While she was gone, Jury looked around the room, whose details now he better understood: the row of Beatrix Potter figures on the shelf of the arched bookcase, the Paddington Bear lamp, the display of shells-the accoutrements of childhood. With its high ceiling, long windows, arched shelves, the room had the bones of sophistication, but she had drawn over it the skin of naïveté.

When she walked back in, she was once again the woman who’d surprised him in Cigar. Her outfit, a blue shawl-necked sweater and straight black skirt, was not as clingy as the dress she’d worn, but it was still potent. She had applied makeup, not too much, and had traded the slippers for dark-brown-and-black-ribboned shoes with skyscraper heels.

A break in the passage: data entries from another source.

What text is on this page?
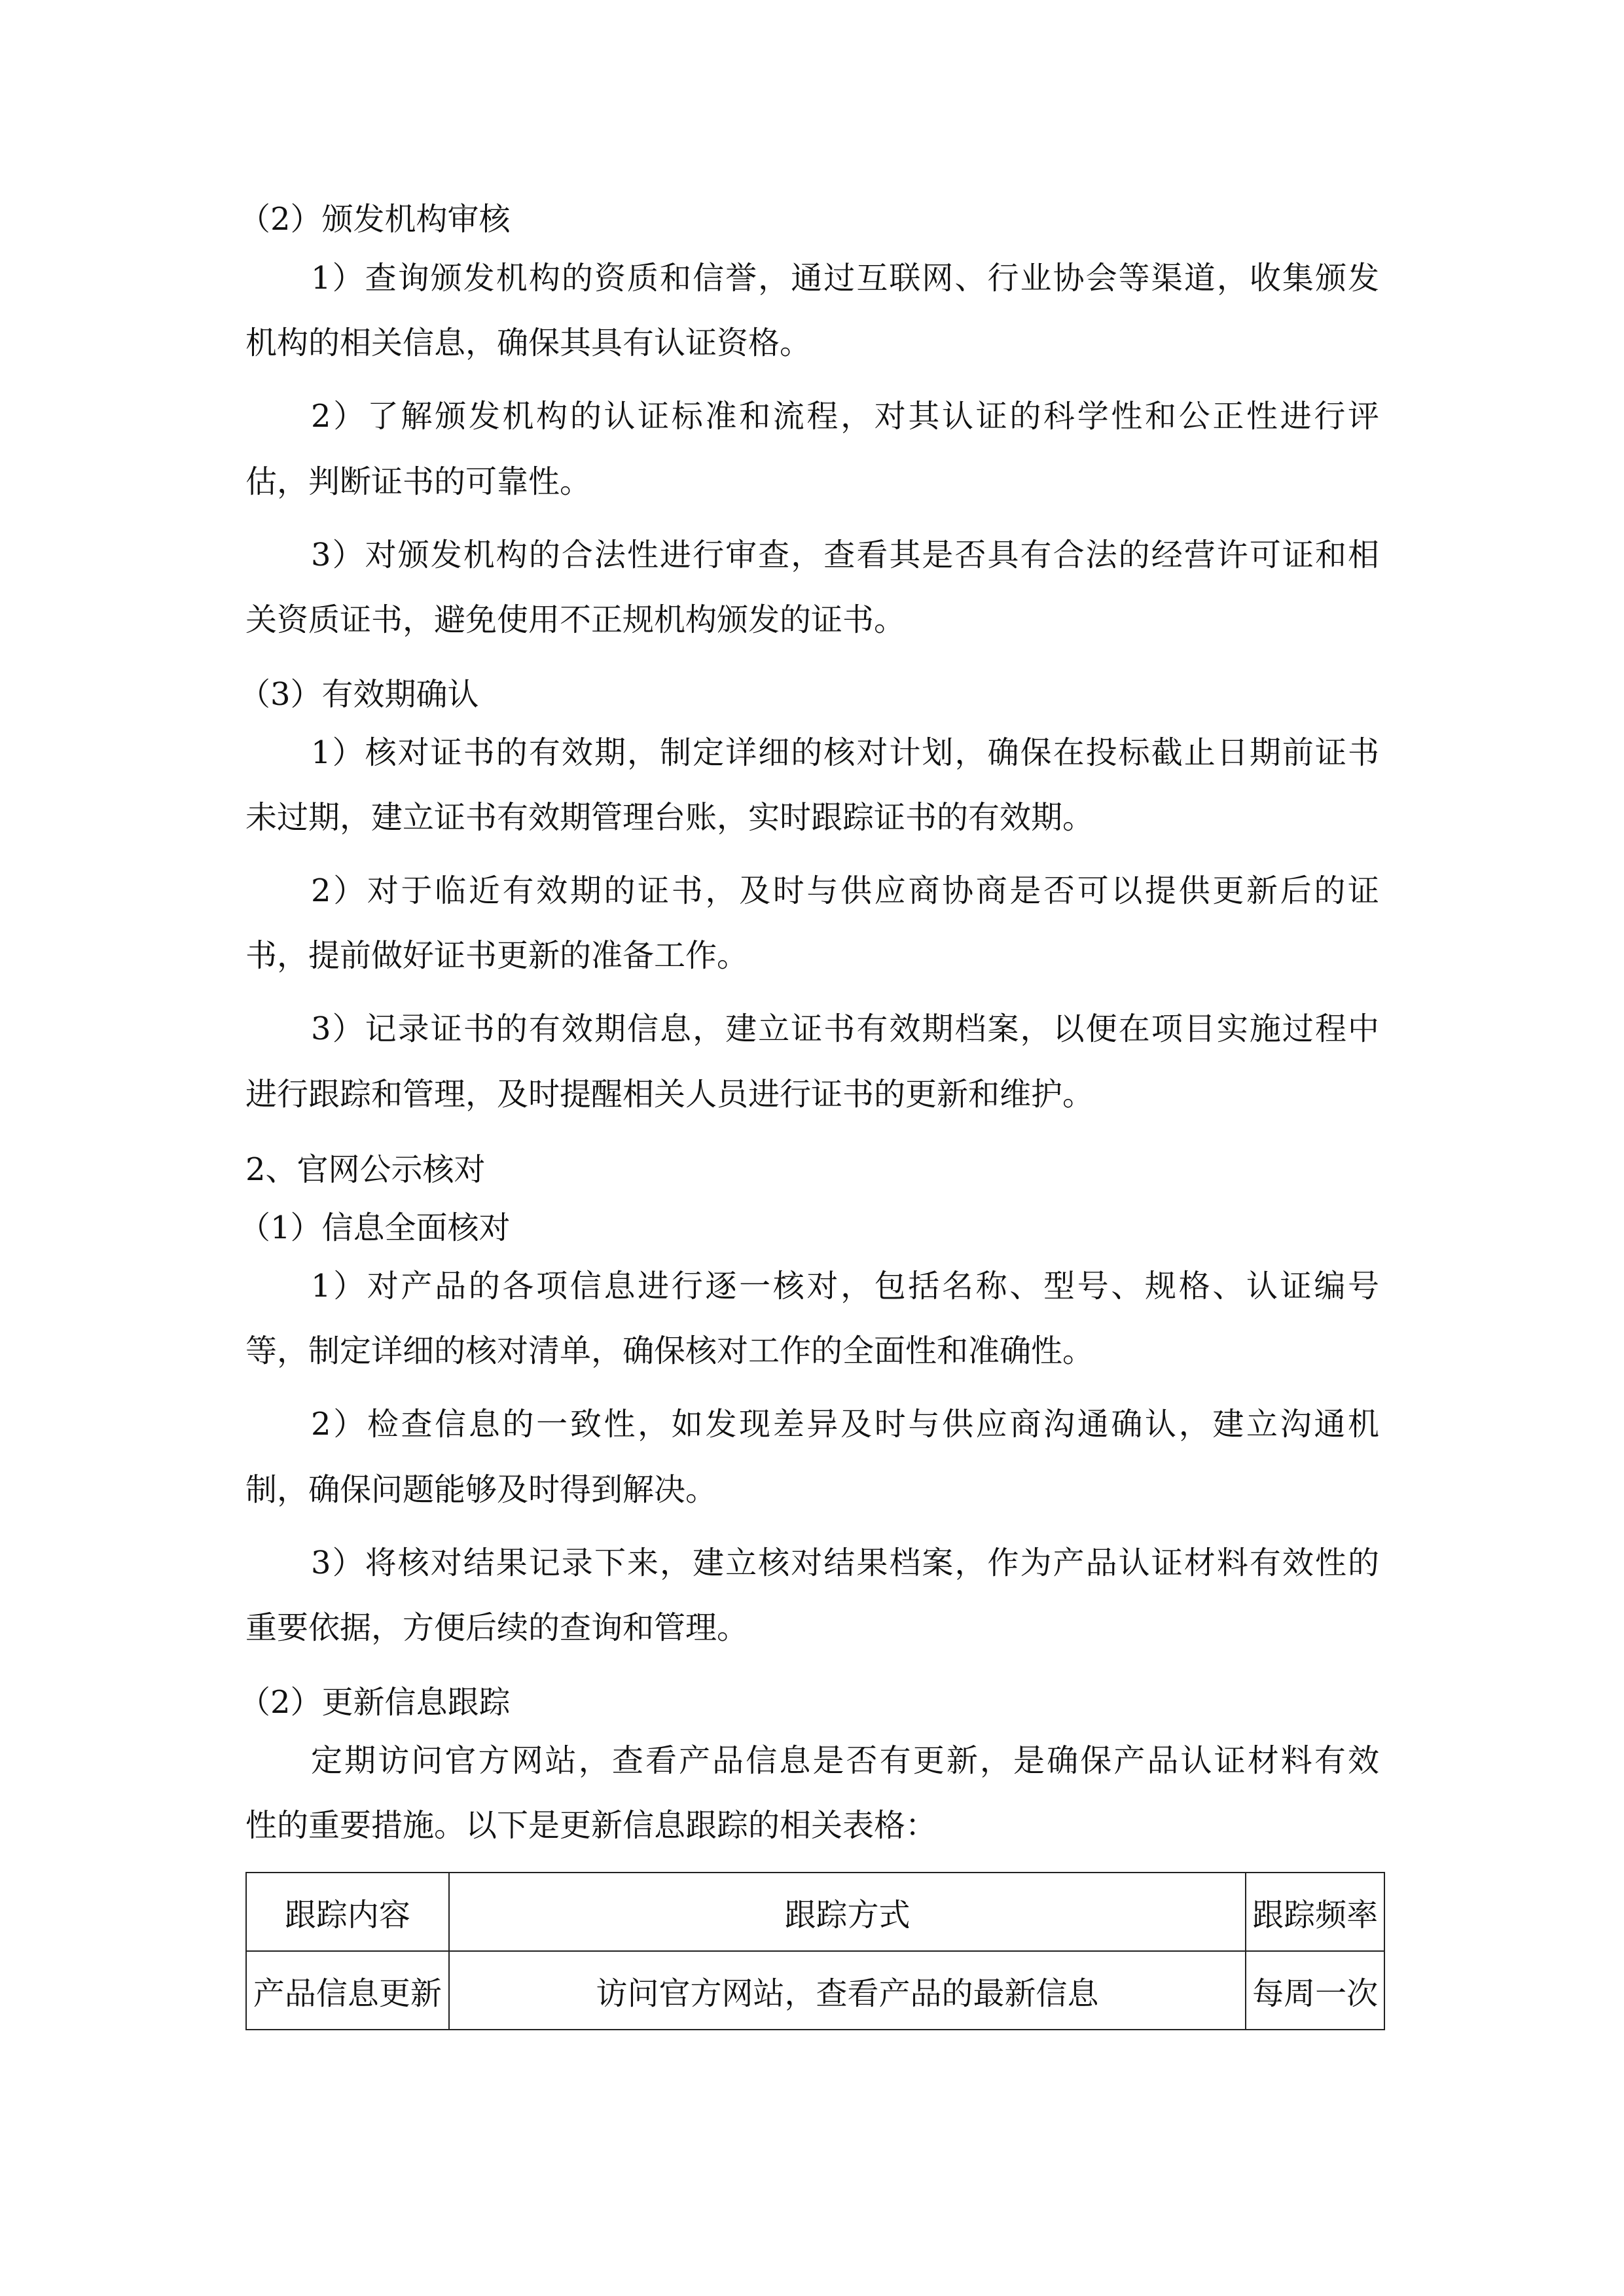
（2）颁发机构审核
1）查询颁发机构的资质和信誉，通过互联网、行业协会等渠道，收集颁发
机构的相关信息，确保其具有认证资格。
2）了解颁发机构的认证标准和流程，对其认证的科学性和公正性进行评
估，判断证书的可靠性。
3）对颁发机构的合法性进行审查，查看其是否具有合法的经营许可证和相
关资质证书，避免使用不正规机构颁发的证书。
（3）有效期确认
1）核对证书的有效期，制定详细的核对计划，确保在投标截止日期前证书
未过期，建立证书有效期管理台账，实时跟踪证书的有效期。
2）对于临近有效期的证书，及时与供应商协商是否可以提供更新后的证
书，提前做好证书更新的准备工作。
3）记录证书的有效期信息，建立证书有效期档案，以便在项目实施过程中
进行跟踪和管理，及时提醒相关人员进行证书的更新和维护。
2、官网公示核对
（1）信息全面核对
1）对产品的各项信息进行逐一核对，包括名称、型号、规格、认证编号
等，制定详细的核对清单，确保核对工作的全面性和准确性。
2）检查信息的一致性，如发现差异及时与供应商沟通确认，建立沟通机
制，确保问题能够及时得到解决。
3）将核对结果记录下来，建立核对结果档案，作为产品认证材料有效性的
重要依据，方便后续的查询和管理。
（2）更新信息跟踪
定期访问官方网站，查看产品信息是否有更新，是确保产品认证材料有效
性的重要措施。以下是更新信息跟踪的相关表格：
跟踪内容	跟踪方式	跟踪频率
产品信息更新	访问官方网站，查看产品的最新信息	每周一次
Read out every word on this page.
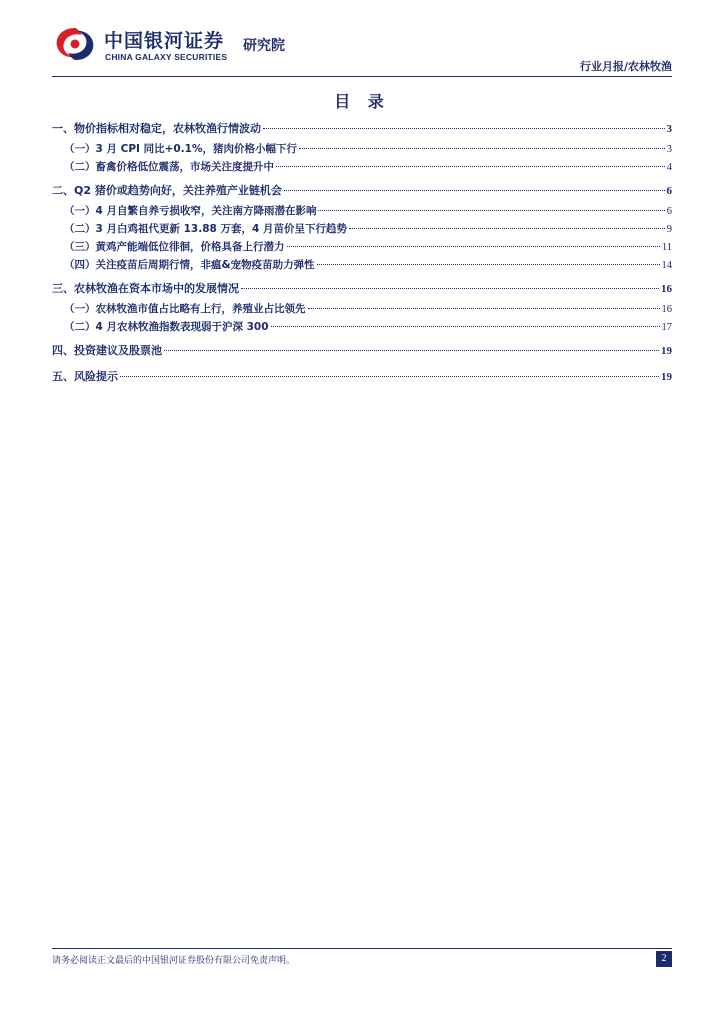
中国银河证券
CHINA GALAXY SECURITIES
研究院
行业月报/农林牧渔
目 录
一、物价指标相对稳定，农林牧渔行情波动	3
（一）3 月 CPI 同比+0.1%，猪肉价格小幅下行	3
（二）畜禽价格低位震荡，市场关注度提升中	4
二、Q2 猪价或趋势向好，关注养殖产业链机会	6
（一）4 月自繁自养亏损收窄，关注南方降雨潜在影响	6
（二）3 月白鸡祖代更新 13.88 万套，4 月苗价呈下行趋势	9
（三）黄鸡产能端低位徘徊，价格具备上行潜力	11
（四）关注疫苗后周期行情，非瘟&宠物疫苗助力弹性	14
三、农林牧渔在资本市场中的发展情况	16
（一）农林牧渔市值占比略有上行，养殖业占比领先	16
（二）4 月农林牧渔指数表现弱于沪深 300	17
四、投资建议及股票池	19
五、风险提示	19
请务必阅读正文最后的中国银河证券股份有限公司免责声明。	2
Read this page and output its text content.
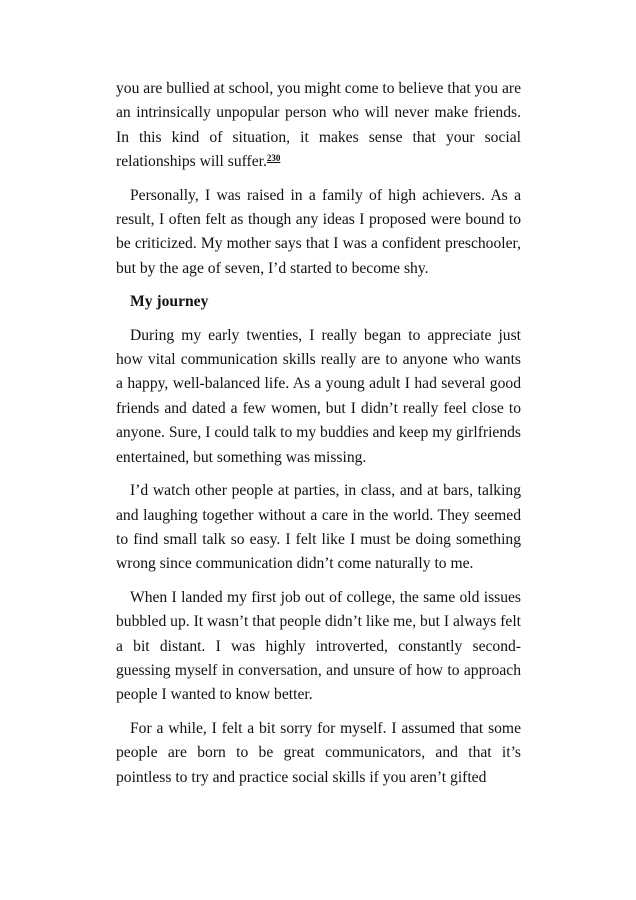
you are bullied at school, you might come to believe that you are an intrinsically unpopular person who will never make friends. In this kind of situation, it makes sense that your social relationships will suffer.$^{230}$

Personally, I was raised in a family of high achievers. As a result, I often felt as though any ideas I proposed were bound to be criticized. My mother says that I was a confident preschooler, but by the age of seven, I’d started to become shy.

My journey

During my early twenties, I really began to appreciate just how vital communication skills really are to anyone who wants a happy, well-balanced life. As a young adult I had several good friends and dated a few women, but I didn’t really feel close to anyone. Sure, I could talk to my buddies and keep my girlfriends entertained, but something was missing.

I’d watch other people at parties, in class, and at bars, talking and laughing together without a care in the world. They seemed to find small talk so easy. I felt like I must be doing something wrong since communication didn’t come naturally to me.

When I landed my first job out of college, the same old issues bubbled up. It wasn’t that people didn’t like me, but I always felt a bit distant. I was highly introverted, constantly second-guessing myself in conversation, and unsure of how to approach people I wanted to know better.

For a while, I felt a bit sorry for myself. I assumed that some people are born to be great communicators, and that it’s pointless to try and practice social skills if you aren’t gifted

She swung the strap of a small handbag up to her shoulder. It matched the shoes. “Whose shoes, Rosie?”

“Valentino. You like them?” She held out a foot as if he were about to fit it with a glass slipper.

“I certainly do.”

“Okay, let’s go,” she said to him.

Once through the door, she locked it. She preceded him along the narrow hall that led to the top of the stairs. At one point she stumbled, the skyscraper heels proving too much even for her, but she righted herself and went on, a girl dying to be grown up, stumbling in her mother’s high-heeled shoes.